A book. While my daughter Vera and I were doing research on Cape Lookout, N.C. in the 1910s and ’20s, we found a little known memoir by a big game fisherman who hunted sharks on the North Carolina coast.
The shark hunter was named William E. Young, and his book, published in 1934, is called Shark! Shark! The Thirty-Year Odyssey of a Pioneer Shark Hunter.
Capt. Young usually pursued sharks far from the North Carolina coast, in places like Hawaii, Australia and Somalia. But for a brief time in 1921, he worked for the Ocean Leather Company’s shark factory in Morehead City, N.C.—and his memoir includes fascinating accounts of shark fishing, the factory and the company’s fishermen.
Young’s memoir is full of exciting battles with man-eating sharks and raucous tales of his adventures with the local fishermen.
Most of the shark factory’s fishermen, and maybe all of them, came from the Promise Land, a fishermen’s neighborhood in Morehead City. Led by Capt. Charlie Willis, a legendary figure who once took Teddy Roosevelt on a giant manta ray hunting expedition, they caught dozens of big sharks a day with massive, heavy nets and long lines.

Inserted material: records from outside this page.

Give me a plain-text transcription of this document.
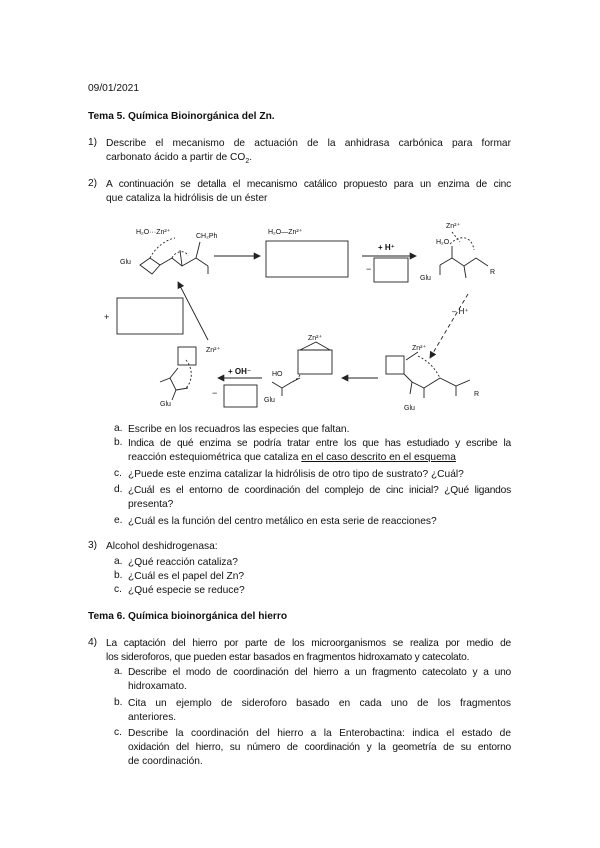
09/01/2021
Tema 5. Química Bioinorgánica del Zn.
1) Describe el mecanismo de actuación de la anhidrasa carbónica para formar
carbonato ácido a partir de $CO_2$.
2) A continuación se detalla el mecanismo catálico propuesto para un enzima de cinc
que cataliza la hidrólisis de un éster
H₂O···Zn²⁺
CH₂Ph
Glu
H₂O—Zn²⁺
+ H⁺
−
H₂O
Zn²⁺
Glu
R
– H⁺
+
Zn²⁺
+ OH⁻
−
Glu
Zn²⁺
HO
Glu
Zn²⁺
Glu
R
a. Escribe en los recuadros las especies que faltan.
b. Indica de qué enzima se podría tratar entre los que has estudiado y escribe la
reacción estequiométrica que cataliza en el caso descrito en el esquema
c. ¿Puede este enzima catalizar la hidrólisis de otro tipo de sustrato? ¿Cuál?
d. ¿Cuál es el entorno de coordinación del complejo de cinc inicial? ¿Qué ligandos
presenta?
e. ¿Cuál es la función del centro metálico en esta serie de reacciones?
3) Alcohol deshidrogenasa:
a. ¿Qué reacción cataliza?
b. ¿Cuál es el papel del Zn?
c. ¿Qué especie se reduce?
Tema 6. Química bioinorgánica del hierro
4) La captación del hierro por parte de los microorganismos se realiza por medio de
los sideroforos, que pueden estar basados en fragmentos hidroxamato y catecolato.
a. Describe el modo de coordinación del hierro a un fragmento catecolato y a uno
hidroxamato.
b. Cita un ejemplo de sideroforo basado en cada uno de los fragmentos
anteriores.
c. Describe la coordinación del hierro a la Enterobactina: indica el estado de
oxidación del hierro, su número de coordinación y la geometría de su entorno
de coordinación.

Young even describes how he and Capt. Willis recovered 20 boxes of whiskey thrown overboard by the whiskey boat Adventure when she ran aground and had to lighten her load at Cape Lookout in 1920– a tale that inspired a song that the county’s beloved folklorist/singer (and my cousin), Connie Mason, once called “the Carteret County national anthem.”
Sung to the tune of “The Side Walks of New York,” the song’s chorus goes–
This way, that way, to the Cape they run
Now the coming of the Adventure
put the fishing on the bum.
Some folks lost their religion
They back-slid by the score,
The king lock stopper still stood ace high
When the booze yacht run ashore!
Vera and I enjoyed all of Capt. Young’s exciting tales, but what has really stayed with us most is just a little passage about the shark fishermen’s wives.
According to Young, the fishermen’s wives used to come down to the shore when the factory workers disposed of the shark carcasses, after they had taken the skins for leather and the livers for oil.
He describes how the women waded into the shallows next to the factory, which was on Bogue Sound, in the western part of Morehead City, down near where the community college is now.
In those shallows, great masses of blue crabs gathered to dine on what was left of the sharks. The women stepped into the water with dip nets and caught all the crabs they could.
They carried the crabs home and used them as fertilizer in their corn patches, one crab for every stalk of corn.
Shark fishing was a new thing then, pursued by only a small group of fishermen working for a firm based in New Jersey— but that scene, those women burying crabs in their gardens, we thought that was special.
Like Capt. Willis, those women came from the Promise Land. Most had been born and raised on Shackleford Banks, a remote island where fishing, whaling and boat building families lived until a series of devastating hurricanes drove them away around the turn of the century.
Many had moved across the sound and settled in the Promise Land.
Laying the crabs in their fields must have been something the women did back on the island, a way to make those sandy soils give them sustenance. Maybe it was something their ancestors had done for generations.
Shark fishing and booze yachts, Vera and I thought, were all well and good, but those women burying crabs in their plots of corn, that, we thought, was a glimpse at what life was really like.